Everyone should have a copy of the agenda placed in front of them. Your to-dos and your IDS Issues List should be included in the actual printed agenda. Your agenda should fit on one sheet so that you’re only managing one piece of paper. You no longer need to take meeting minutes. They should be a thing of the past. If you want to know what was covered in a meeting, check that week’s agenda.
As a team, you share good news to segue into the meeting. As always, you need to create the transition from working in the business all week to working on the business, disconnecting from day-to-day affairs. It’s important to turn off all electronic devices so you can disconnect, take a deep breath, change gears, and get to work. In addition, the segue reminds you that you are all simply human beings in this world trying to create something great. This item should take no more than five minutes.
Scorecard
The Scorecard review is the leadership team’s opportunity at a high level to examine the five to 15 most important numbers in the organization and to make sure they are on track for the goal. Any numbers that are not on track are dropped to the IDS portion of the meeting, which is your Issues List. Avoid any discussion here. The reporting phase should merely identify problem areas. The biggest pitfall with most teams is that they launch right into discussing and trying to solve an issue. You must fight that urge and be disciplined. That keeps the meeting on track. There will be plenty of time to discuss and solve issues in the IDS phase, and the process will be much more productive when you’re addressing all of the issues at once. Scorecard review should take no more than 5 minutes.
Rock Review
Next, your leadership team focuses on your Rocks to make sure that they are on track. Review each Rock one at a time—first the company Rocks and then each person’s individual Rocks. Each person reports that his or her Rock is either “on track” or “off track.” No discussion—the discussion will happen later. When a Rock is off track, it’s dropped to the IDS portion of the agenda. “On track” simply means that the owner of the Rock feels he or she will accomplish it by the end of the quarter. Even if a Rock is on track but someone wants an update or has a concern, it should be dropped to IDS. Rock review should take no more than 5 minutes.

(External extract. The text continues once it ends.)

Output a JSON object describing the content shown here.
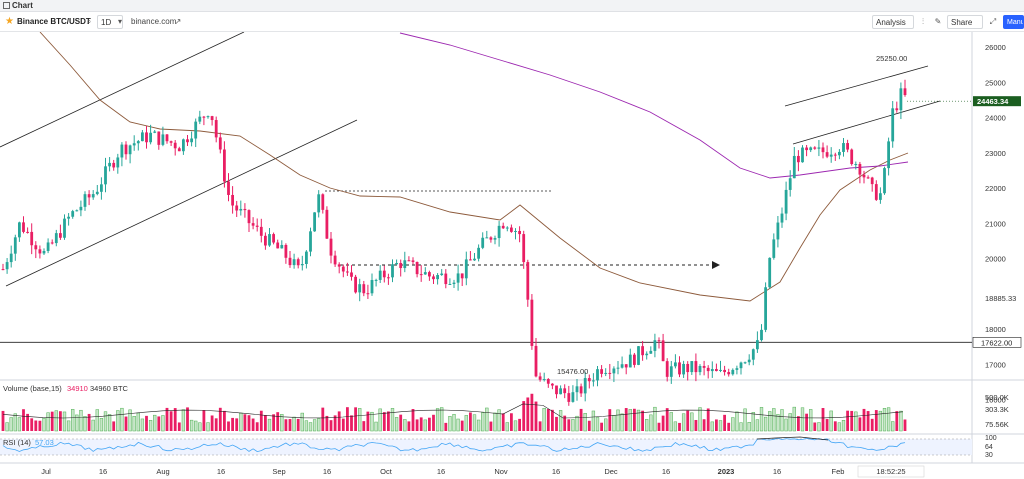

Customer/Employee Headlines
Share short and sweet headlines about any customer or employee news or issues for the week, either good or bad. For example, “Joe, our best client, is happy with the job we did last week,” or “Darla is upset with the decision on the new benefits program.” The good news is a time to pat yourself on the back. Any issues, bad news, or concerns should
be dropped to the IDS portion of the agenda. Some companies have a formal customer and/or employee feedback system. If your organization does, this is where you would incorporate that tool. Headlines should take no more than 5 minutes.
To-Do List
Review all to-dos from last week’s meeting. To-dos are seven-day action items. From a weekly review comes accountability. By incorporating this agenda item, you will accomplish more as a team. To distinguish a Rock from a to-do, remember that a Rock is a 90-day priority while a to-do is a seven-day action item. To-dos consist of the commitments people make throughout the week that typically don’t get captured. For example, “I’ll call the printers tomorrow,” “It will be shipped tonight,” or “I will have every prospect on the list contacted by Friday.”
Quickly review each item on the To-Do List from a standpoint of “done” or “not done.” If the to-do is done, strike it from the list. If it’s not done, leave it on the list. Note: An action item should not remain on the To-Do List for more than two weeks, and 90 percent of them should drop off every week.